This will be the last post on this subject as it is too horrific and exhausting to continually engage with.
It is reported that Breivik’s lawyer, Geir Lippestad has said that he believes his client is insane. For the record, what Lippestad said is,”This whole case indicated that he is insane.” And that is the difficulty. How to separate, in retrospect, the man Breivik from his mission. And not just the man, but the man’s mind.

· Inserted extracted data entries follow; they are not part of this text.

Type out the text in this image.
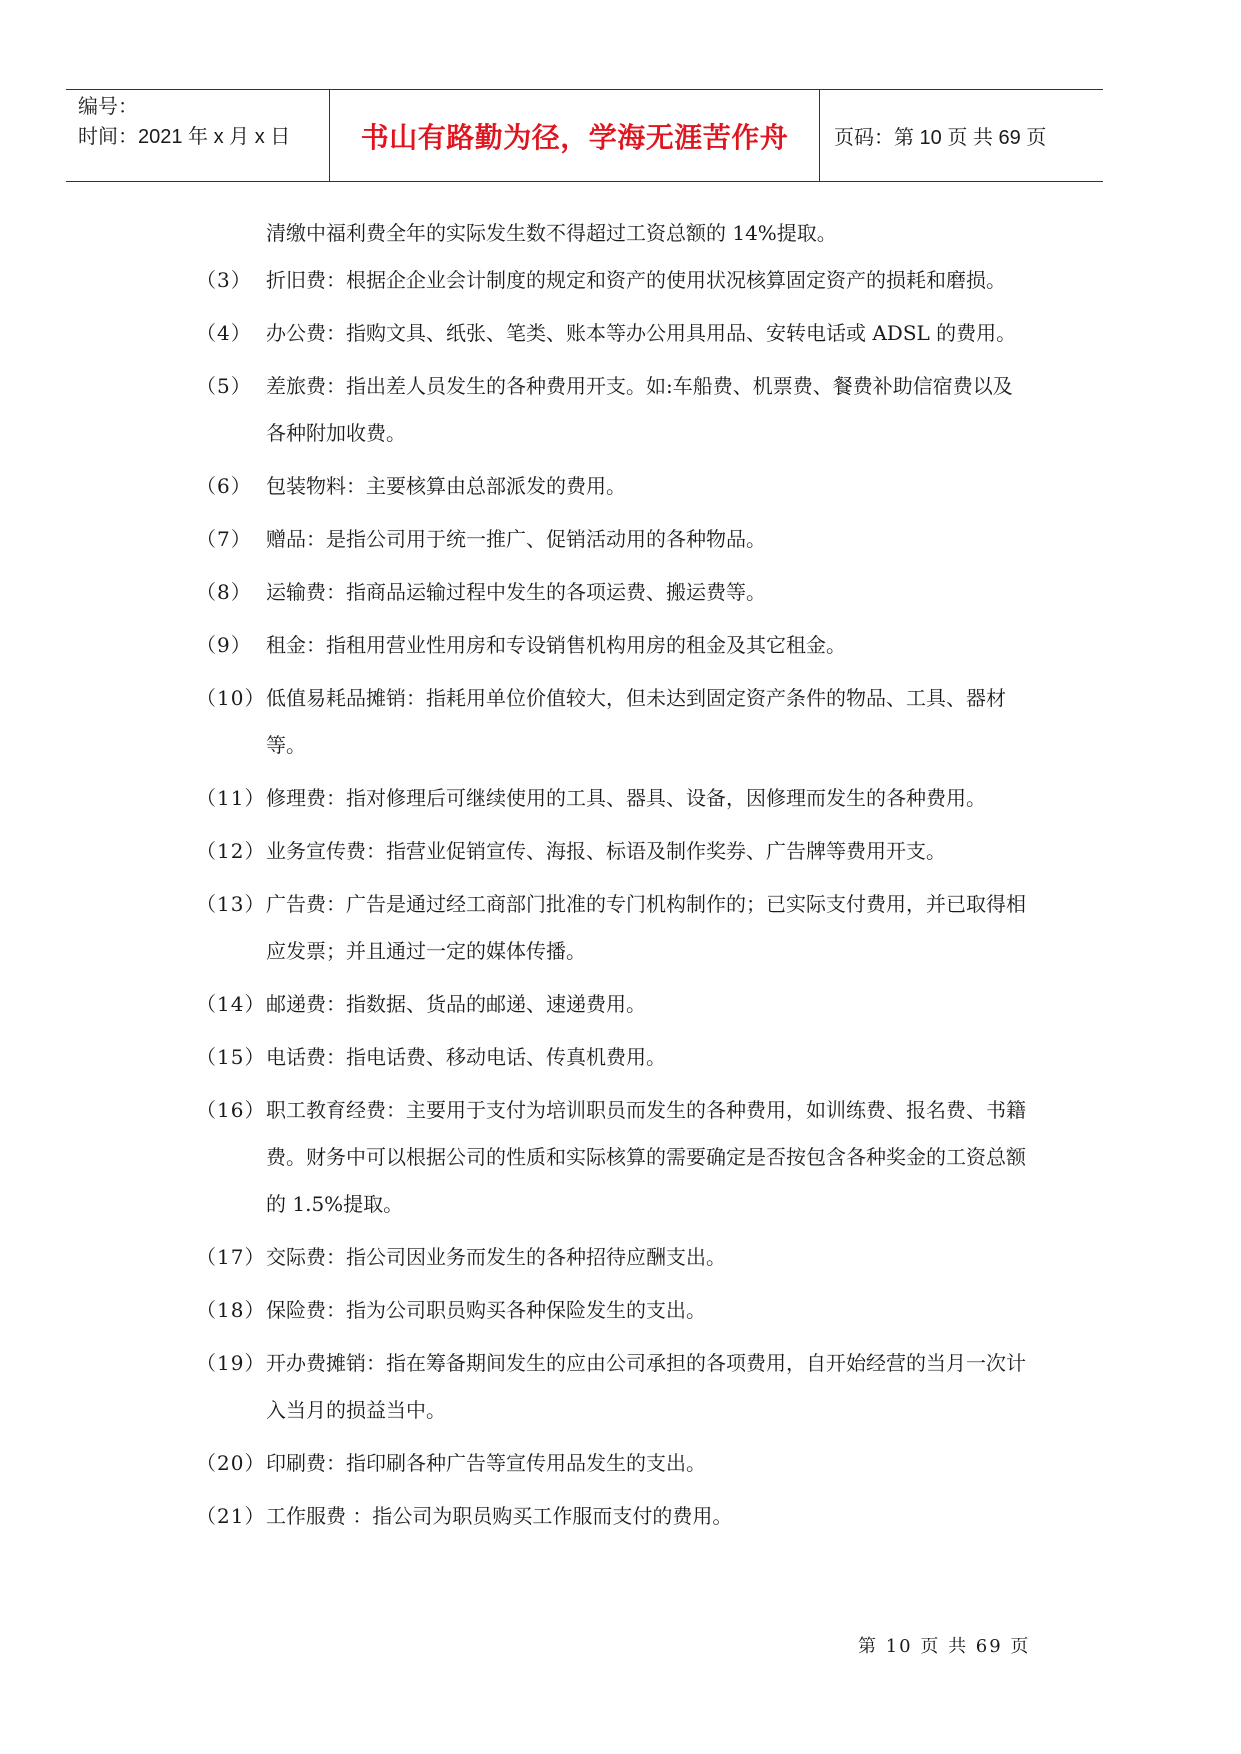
编号：
时间：2021 年 x 月 x 日	书山有路勤为径，学海无涯苦作舟 页码：第 10 页 共 69 页
清缴中福利费全年的实际发生数不得超过工资总额的 14%提取。
（3） 折旧费：根据企企业会计制度的规定和资产的使用状况核算固定资产的损耗和磨损。
（4） 办公费：指购文具、纸张、笔类、账本等办公用具用品、安转电话或 ADSL 的费用。
（5） 差旅费：指出差人员发生的各种费用开支。如:车船费、机票费、餐费补助信宿费以及各种附加收费。
（6） 包装物料：主要核算由总部派发的费用。
（7） 赠品：是指公司用于统一推广、促销活动用的各种物品。
（8） 运输费：指商品运输过程中发生的各项运费、搬运费等。
（9） 租金：指租用营业性用房和专设销售机构用房的租金及其它租金。
（10） 低值易耗品摊销：指耗用单位价值较大，但未达到固定资产条件的物品、工具、器材等。
（11） 修理费：指对修理后可继续使用的工具、器具、设备，因修理而发生的各种费用。
（12） 业务宣传费：指营业促销宣传、海报、标语及制作奖券、广告牌等费用开支。
（13） 广告费：广告是通过经工商部门批准的专门机构制作的；已实际支付费用，并已取得相应发票；并且通过一定的媒体传播。
（14） 邮递费：指数据、货品的邮递、速递费用。
（15） 电话费：指电话费、移动电话、传真机费用。
（16） 职工教育经费：主要用于支付为培训职员而发生的各种费用，如训练费、报名费、书籍费。财务中可以根据公司的性质和实际核算的需要确定是否按包含各种奖金的工资总额的 1.5%提取。
（17） 交际费：指公司因业务而发生的各种招待应酬支出。
（18） 保险费：指为公司职员购买各种保险发生的支出。
（19） 开办费摊销：指在筹备期间发生的应由公司承担的各项费用，自开始经营的当月一次计入当月的损益当中。
（20） 印刷费：指印刷各种广告等宣传用品发生的支出。
（21） 工作服费 ：指公司为职员购买工作服而支付的费用。
第 10 页 共 69 页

Once you know what horror he has perpetrated, which in my mind, Lippestad’s mind, is insane beyond belief, how can you say he is not mad? And if you are the lawyer, holed up with a mass murderer for hours listening to an individual, alternate reality wherein we are just behind in our thinking by about 60 years and by then Breivik’s actions as part of wider war will be understood, how could you not doubt the man’s sanity. Because if Lippestad did not doubt that Breivik’s whole thinking was insane, then where an earth would that leave him. A plea of insanity, which Breivik has not made, is inversely a plea for his lawyer’s sanity.
How do beliefs, realities and narratives combine to inform a true madness? Can you really retrospectively judge the mind that planned the insane and murderous action for years beforehand? Do you just judge the act in isolation or the person after it? If someone acted alone, with no group to sponsor the atrocity does that make it more a terrorist act and less mad? Where are the lines drawn?
I am back now to where they started the debate on the Today programme I think. Are we culturally more inclined to dismiss a white loner as a madman than an Islam fundamentalist? Take Richard Reid the thankfully failed shoe bomber; he acted alone, but he had trained in a terror camp in Afghanistan; that connection rendering him more sane than Breivik at least in the view of the Western World. More answers than questions here I am afraid, but insanity as a label because we cannot conceive of another’s beliefs, let alone actions, means we learn little about others and even less about ourselves.